What can often make disc issues so painful is that they can press directly on the nerves responsible for relaying pain signals to the brain. However, in some cases local pain may not accompany radiating nerve pain in the limbs. It is also possible to have a discal pathology without symptoms at all. Specialized spinal imaging, such as MRIs and CT scans, are often inconclusive.
Factors that can increase your risk of developing discal pathologies include sedentary work, prolonged sitting postures, obesity, strenuous physical occupations, performing repetitive tasks (ex.: lifting, pulling, pushing, bending, twisting), and smoking. Some people may even inherit a genetic predisposition to developing degenerative disc disease. The incidence of disc protrusions/extrusions (disc bulge/herniation) is highest in populations 20 to 40 years of age, while older individuals are more likely to experience disc-related pain through degenerative processes. Proper lifting techniques and posture will reduce your risk of developing disc issues.
Your first line of defense against developing discal pathologies is minimizing risk by adopting healthy daily habits. Maintaining a healthy weight, staying active, maintaining good posture, and limiting repetitive stress on the spine constitute the first steps in avoiding excessive stress to the spinal discs. Using your legs to lift heavy objects, strengthening and increasing trunk and core muscles, and increasing coordination to help stabilize and support your spine, can also help mitigate the risks of developing a discal pathology.
Chiropractic care can help maximize joint mobility and normalize muscle tension created by disc pathologies, thereby decreasing strain on the disc and allowing it to heal more quickly and become stronger. Laser/photobiomodulation therapy can help by directly influencing tissue regeneration, increasing blood flow to the injured area, and controlling inflammation, and ultimately leading to long-term positive outcomes.
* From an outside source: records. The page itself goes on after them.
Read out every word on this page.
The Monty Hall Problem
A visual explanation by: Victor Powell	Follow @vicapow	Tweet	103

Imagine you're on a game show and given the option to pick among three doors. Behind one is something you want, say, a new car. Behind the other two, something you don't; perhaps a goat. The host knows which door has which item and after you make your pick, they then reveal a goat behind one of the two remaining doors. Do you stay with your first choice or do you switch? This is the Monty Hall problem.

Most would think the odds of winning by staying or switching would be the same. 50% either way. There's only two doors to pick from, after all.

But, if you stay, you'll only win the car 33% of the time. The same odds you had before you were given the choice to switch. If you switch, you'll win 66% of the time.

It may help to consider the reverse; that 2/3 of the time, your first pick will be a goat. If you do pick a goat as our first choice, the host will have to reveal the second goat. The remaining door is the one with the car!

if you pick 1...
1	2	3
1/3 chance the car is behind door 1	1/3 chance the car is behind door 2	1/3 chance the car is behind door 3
Surgery is a last resort when it comes to disc pathology management and is usually only necessary in extreme cases.
It’s important to note that once you acquire this type of injury, you become predisposed to recurrences. Therefore, to decrease the risk of re-aggravation, it’s important to continue maintaining proper posture and movement patterns, to keep going for regular spinal assessments, and to continue doing rehabilitative exercizes even when you’re feeling asymptomatic. The Robichaud-Lévesque clinic offers treatment using sophisticated technologies that directly target specific discal issues in view of a better outcome.